Multifunctional TPMS-based metastructures

Abstract

Addressing the dual demands of concurrent low-frequency noise suppression and superior mechanical performance in lightweight structures remains a critical engineering challenge. This study proposes an innovative design and optimization strategy for novel multifunctional TPMS-based metastructures, enabling synergistic enhancement of both acoustic and mechanical functionalities. Two types of multifunctional TPMS-based metastructures, designated as Types A and B, are constructed with thickened triple periodic minimal surfaces (TPMS), micro-perforated panels (MPP), and solid panels (SP). The acoustics and mechanical performance of the proposed metastructures are quantified by the sound absorption coefficient and the equivalent bending stiffness, respectively. Subsequently, an optimization framework integrating a non-dominated sorting genetic algorithm II (NSGA-II) is developed to optimize low-frequency sound absorption bandwidth and equivalent bending stiffness. With the optimized configuration, Type A achieves effective sound absorption at 343–579 Hz (absorption coefficient α > 0.8) and an equivalent bending stiffness of 5.96. Additionally, we reveal the sound absorption mechanism by normalized acoustic resistance and normalized acoustic reactance as well as vibration velocity and acoustic energy dissipation density of the air particles inside the micro-perforations.

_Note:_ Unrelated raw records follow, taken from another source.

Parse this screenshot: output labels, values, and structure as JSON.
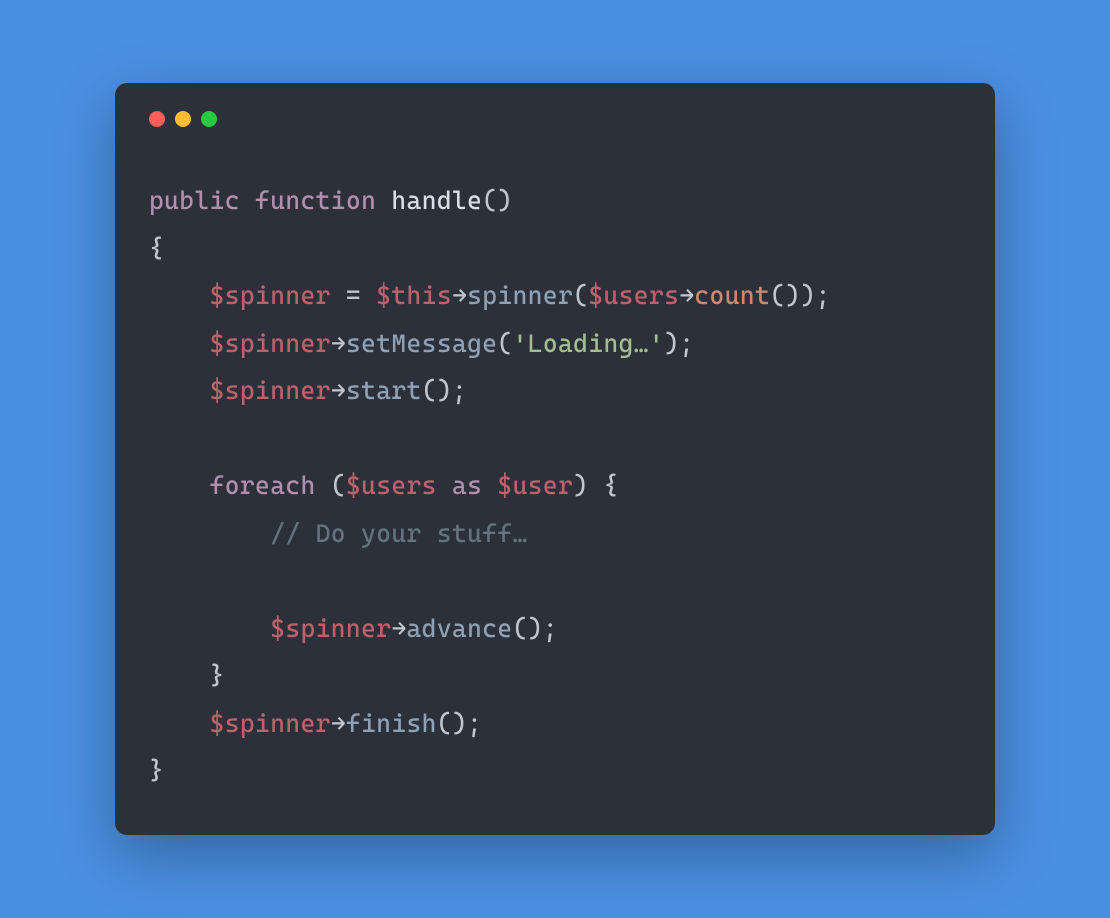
{
  "window": {
    "traffic": {
      "red": "close-icon",
      "yellow": "minimize-icon",
      "green": "maximize-icon"
    }
  },
  "code": {
    "line1_public": "public",
    "line1_function": "function",
    "line1_name": "handle",
    "line1_parens": "()",
    "line2_brace": "{",
    "line3_var": "$spinner",
    "line3_eq": " = ",
    "line3_this": "$this",
    "line3_arrow": "→",
    "line3_spinner": "spinner",
    "line3_open": "(",
    "line3_users": "$users",
    "line3_arrow2": "→",
    "line3_count": "count",
    "line3_close": "());",
    "line4_var": "$spinner",
    "line4_arrow": "→",
    "line4_setmsg": "setMessage",
    "line4_open": "(",
    "line4_str": "'Loading…'",
    "line4_close": ");",
    "line5_var": "$spinner",
    "line5_arrow": "→",
    "line5_start": "start",
    "line5_close": "();",
    "line7_foreach": "foreach",
    "line7_open": " (",
    "line7_users": "$users",
    "line7_as": " as ",
    "line7_user": "$user",
    "line7_close": ") {",
    "line8_comment": "// Do your stuff…",
    "line10_var": "$spinner",
    "line10_arrow": "→",
    "line10_advance": "advance",
    "line10_close": "();",
    "line11_brace": "}",
    "line12_var": "$spinner",
    "line12_arrow": "→",
    "line12_finish": "finish",
    "line12_close": "();",
    "line13_brace": "}"
  }
}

A sound absorption theoretical model for the multifunctional TPMS-based metastructures is developed via the electro-acoustic analogy method and verified by finite element and experimental approaches. The equivalent bending stiffness is obtained through finite element and experimental. In addition, we have investigated the effect of geometrical parameters on the sound absorption coefficient and the equivalent bending stiffness. This study offers a novel approach to the multifunctional design of lightweight structures.